Believers in this explanation point to a video that purports to show the UFO actually destroying the meteorite, now making the rounds on YouTube.

If not a UFO, then what?

For those Russians not steeped in Tungus lore, or unprepared to believe in UFOs, a wide variety of other offbeat explanations are available for the Chelyabinsk event.

Russian ultranationalist parliamentarian Vladimir Zhirinovsky, with a nod to the currently strained relations between Russia and the US, has suggested that anti-Russian hardliners in the US staged a secret weapons test over Russia.

"Nothing will ever fall out there," from space, Mr. Zhirinovsky told journalists. "If something falls, it’s people doing that. People are the instigators of wars, the provocateurs."

About a third of Noviye Izvestia's readers said they thought the meteor was actually a Russian missile test gone awry, or perhaps a falling satellite, which was covered up with the official story of a meteorite.

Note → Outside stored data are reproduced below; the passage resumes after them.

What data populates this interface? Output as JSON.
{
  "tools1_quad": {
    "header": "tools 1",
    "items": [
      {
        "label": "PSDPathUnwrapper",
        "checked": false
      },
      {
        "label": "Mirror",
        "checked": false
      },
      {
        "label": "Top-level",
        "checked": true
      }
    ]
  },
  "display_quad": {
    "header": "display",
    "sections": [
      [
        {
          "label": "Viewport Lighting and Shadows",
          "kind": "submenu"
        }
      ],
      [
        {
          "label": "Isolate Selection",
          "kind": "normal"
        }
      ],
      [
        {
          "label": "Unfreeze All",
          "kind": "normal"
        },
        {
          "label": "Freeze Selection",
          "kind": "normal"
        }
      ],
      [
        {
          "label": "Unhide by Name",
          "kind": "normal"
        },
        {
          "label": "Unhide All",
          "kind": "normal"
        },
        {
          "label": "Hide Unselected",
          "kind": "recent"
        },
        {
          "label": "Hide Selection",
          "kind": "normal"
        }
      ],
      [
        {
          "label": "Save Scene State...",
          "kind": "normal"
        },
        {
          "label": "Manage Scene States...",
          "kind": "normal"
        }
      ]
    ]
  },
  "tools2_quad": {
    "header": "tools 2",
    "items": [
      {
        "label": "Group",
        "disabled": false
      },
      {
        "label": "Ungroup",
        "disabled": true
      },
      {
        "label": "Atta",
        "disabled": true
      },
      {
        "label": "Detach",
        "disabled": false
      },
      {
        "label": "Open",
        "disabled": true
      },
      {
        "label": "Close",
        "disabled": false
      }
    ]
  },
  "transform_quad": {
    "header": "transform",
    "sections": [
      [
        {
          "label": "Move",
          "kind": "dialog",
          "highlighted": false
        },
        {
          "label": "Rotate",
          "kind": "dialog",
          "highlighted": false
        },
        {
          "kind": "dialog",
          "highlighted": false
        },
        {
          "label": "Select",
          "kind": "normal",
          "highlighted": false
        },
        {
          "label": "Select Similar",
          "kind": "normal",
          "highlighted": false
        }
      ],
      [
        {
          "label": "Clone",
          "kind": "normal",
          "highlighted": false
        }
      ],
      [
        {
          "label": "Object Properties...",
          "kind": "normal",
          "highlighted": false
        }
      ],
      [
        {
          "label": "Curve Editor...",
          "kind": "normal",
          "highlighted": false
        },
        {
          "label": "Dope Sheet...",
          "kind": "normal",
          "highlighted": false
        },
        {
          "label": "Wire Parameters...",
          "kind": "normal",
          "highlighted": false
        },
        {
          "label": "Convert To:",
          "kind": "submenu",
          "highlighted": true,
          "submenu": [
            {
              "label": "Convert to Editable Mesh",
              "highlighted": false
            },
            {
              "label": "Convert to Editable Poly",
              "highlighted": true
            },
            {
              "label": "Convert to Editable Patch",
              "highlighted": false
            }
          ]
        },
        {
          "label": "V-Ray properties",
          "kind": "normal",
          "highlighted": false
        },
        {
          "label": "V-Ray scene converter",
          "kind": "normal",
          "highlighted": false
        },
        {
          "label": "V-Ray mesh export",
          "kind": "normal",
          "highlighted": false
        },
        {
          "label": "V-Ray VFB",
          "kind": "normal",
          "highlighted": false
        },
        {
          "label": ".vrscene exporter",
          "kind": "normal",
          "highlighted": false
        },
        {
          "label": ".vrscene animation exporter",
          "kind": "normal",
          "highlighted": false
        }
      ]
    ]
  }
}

Inevitably perhaps, at least one leading Russian cleric has insisted that the meteor was a message from God, to remind us all of the fragility of life on this world.

"From the Scriptures, we know that the Lord often sends people signs and warnings via natural forces," Feofan, the senior Orthodox bishop of Chelyabinsk, said in a statement.

And from the trade union newspaper, Trud, the cheery suggestion that the meteorite could be carrying deadly viruses from outer space, possibly the work of malevolent extraterrestrial forces.

"These kinds of events always spur mysticism and give rise to all sorts of speculations. The UFO believers are an old one," says Lidiya Rykhlova, an expert at the Institute of Applied Astronomy in Moscow.

"Unfortunately we stopped teaching astronomy in our schools long ago; people are not equipped, or inclined to see these things in a rational light. I read recently about a survey that found half the population of the world believes that the Sun revolves around the Earth. There you go," she says.